Accurate statistics have become increasingly important as the world becomes more quantitative, . They show up in fields such as medicine, education, politics, and, of course, market research. Consumers can find statistics everywhere, including on websites, in marketing copy, and on social media posts, to name a few. Companies often use these numbers to hook consumers; it’s hard not to check out a claim such as 9 out of 10 teachers recommend THIS product! or #1 cancer care center. Likewise, statistics can make for a compelling hook in a blog post or a social media post.
Numbers sound impressive and authoritative. That’s why businesses love to use statistics. However, some consumers don’t know how to properly evaluate statistics for reliability. Even businesses that contract out their marketing research or consumer data research may not fully understand the statistics that the firms return to them. It’s easy for statistics to mislead consumers and businesses alike, so here’s a primer on seven signs of misleading or lying statistics.
1. Statistics Benefit the Group Who Collected the Information
Suppose a toothpaste company releases the results of a study it conducted, with the data showing that consumers using the company’s toothpaste have fewer cavities. Just because the study was carried out by a company it benefits does not automatically mean the results are unreliable. But – and this a huge but – consumers and businesses absolutely need to look carefully at factors such as sample size, audience selection, and the slant of questions asked. It’s important to know the questions asked, who did the data interpretation and why the research was conducted.

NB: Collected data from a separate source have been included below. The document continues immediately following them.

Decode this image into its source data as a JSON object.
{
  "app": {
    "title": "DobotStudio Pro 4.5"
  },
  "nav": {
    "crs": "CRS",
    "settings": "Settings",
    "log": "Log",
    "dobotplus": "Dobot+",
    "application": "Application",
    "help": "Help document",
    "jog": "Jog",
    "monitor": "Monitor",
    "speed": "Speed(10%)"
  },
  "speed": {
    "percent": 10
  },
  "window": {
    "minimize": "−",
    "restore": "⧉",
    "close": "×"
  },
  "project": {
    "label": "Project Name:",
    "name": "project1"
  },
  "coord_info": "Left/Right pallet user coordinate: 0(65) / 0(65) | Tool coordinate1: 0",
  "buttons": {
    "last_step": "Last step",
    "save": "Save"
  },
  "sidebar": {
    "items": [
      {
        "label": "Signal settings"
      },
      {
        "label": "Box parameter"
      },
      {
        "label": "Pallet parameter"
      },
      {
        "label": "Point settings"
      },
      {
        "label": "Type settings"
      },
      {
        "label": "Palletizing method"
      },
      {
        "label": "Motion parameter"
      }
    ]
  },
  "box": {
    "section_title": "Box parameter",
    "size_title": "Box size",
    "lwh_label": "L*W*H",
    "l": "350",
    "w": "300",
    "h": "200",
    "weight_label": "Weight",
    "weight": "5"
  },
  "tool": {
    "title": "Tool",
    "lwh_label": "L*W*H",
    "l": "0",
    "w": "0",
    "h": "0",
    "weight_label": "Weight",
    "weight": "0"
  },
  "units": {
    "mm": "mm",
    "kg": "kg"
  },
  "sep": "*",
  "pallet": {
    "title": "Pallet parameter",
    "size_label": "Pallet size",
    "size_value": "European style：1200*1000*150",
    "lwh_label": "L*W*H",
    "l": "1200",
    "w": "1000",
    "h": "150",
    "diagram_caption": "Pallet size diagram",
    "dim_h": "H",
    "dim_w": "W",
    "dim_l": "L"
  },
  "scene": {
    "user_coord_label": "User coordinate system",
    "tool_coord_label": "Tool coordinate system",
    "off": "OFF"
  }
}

Companies should be straightforward and clear about how studies were carried out, though it’s possible for a company to mask that it’s basically the entity that carried out the study. For example, a charity could found a for-profit subsidiary to conduct research, among other tasks, and typical readers would not know about the relationship unless they dig deep.
2. The Sample Size Is Small
Sample (the number of people surveyed) size matters; if a sample is too small, results are not conclusive and cannot be generalized for the population the research is supposed to study. Certainly, a small sample size can be attractive for a business, as it is often convenient and requires fewer resources. The trade-off isn’t worth it though, and it’s important for researchers to disclose how they arrived at their sample sizes and how reliable they are.
3. Error Margins Are Too Large
Error margins are one way to get an idea about sample size. The smaller the sample size, the larger the error margins should be. It’s also important to look at error margins for comparable research to see if the error margins for the statistics in question are relatively small or large.
4. The Sample Representation Is Inaccurate or Biased
A poll on how much money businesses spend on marketing research would not be accurate if it surveyed only small businesses. Likewise, polling people on their ability to identify a quote from classic literature would lead to inaccurate results if the study was done only at a conference of literature professors. The cherry-picking of respondents does not lead to fair results. The best samples are probability samples because they are designed to account for the characteristics of the group being studied.
Other ways in which sample representation can be inaccurate or biased is if the survey was carried out via telephone only and if no double blinding occurred. The problem with using telephone only is that landlines tend to be used, thus skipping people who have cell phones and people who do not have telephones at all. Such a project, however, could be accurate if its interested in measuring only landline telephone users. Double blind studies are when participants in a study don’t know which group they’re in. For example, which cola drinks are in which glasses. This is the only way studies can avoid the risk of giving subtle cues to respondents or introducing biases, however unconscious, into the conclusions.
5. Incentives are Inappropriate for the Sample
Incentives are commonplace, and often required, in research. Some incentive structures can lead to inaccurate results. One sign of biased statistics is that respondents had incentives to answer a certain way. As an example, if a pollster says, “We will give you a free cellphone for answering this survey”, and the questions center on if consumers prefer that cellphone brand to other brands, the results cannot be conclusive.
There are other ways to look at incentives, too. For example, a survey that offers $1 cash up front could be more likely to draw respondents from certain income brackets, thus rendering the sample representation inaccurate.
6. The Context Is Not Reported
It’s common to hear about conclusions that reporters or researchers have drawn from a statistic. For example, a journalist could go on and on about the fact that Americans want hybrid cars based on a statistic, but they journalist might never mention the context of the study and statistic. That is a red flag that the statistic is misleading. Remember: just because something sounds authoritative does not mean it actually is authoritative.
When a statistic says that people are now twice as likely to die from something, that could be an example of context not being reported. What were the odds of dying from that cause in the first place? If they were something like 0.00003 percent, then being two times more likely to die from it could technically be true but is still very misleading, as death from this cause is rare.
7. The Statistic Flies in the Face of Precedent
What might someone think if a survey came out tomorrow saying that skin cancer actually is not all that common? (It is the most common of all cancers, according to the American Cancer Society and many other organizations.) Beware of statistics that go against the grain. They’re not necessarily wrong, but they are worth approaching with caution. Look at the groups sponsoring or carrying out the research.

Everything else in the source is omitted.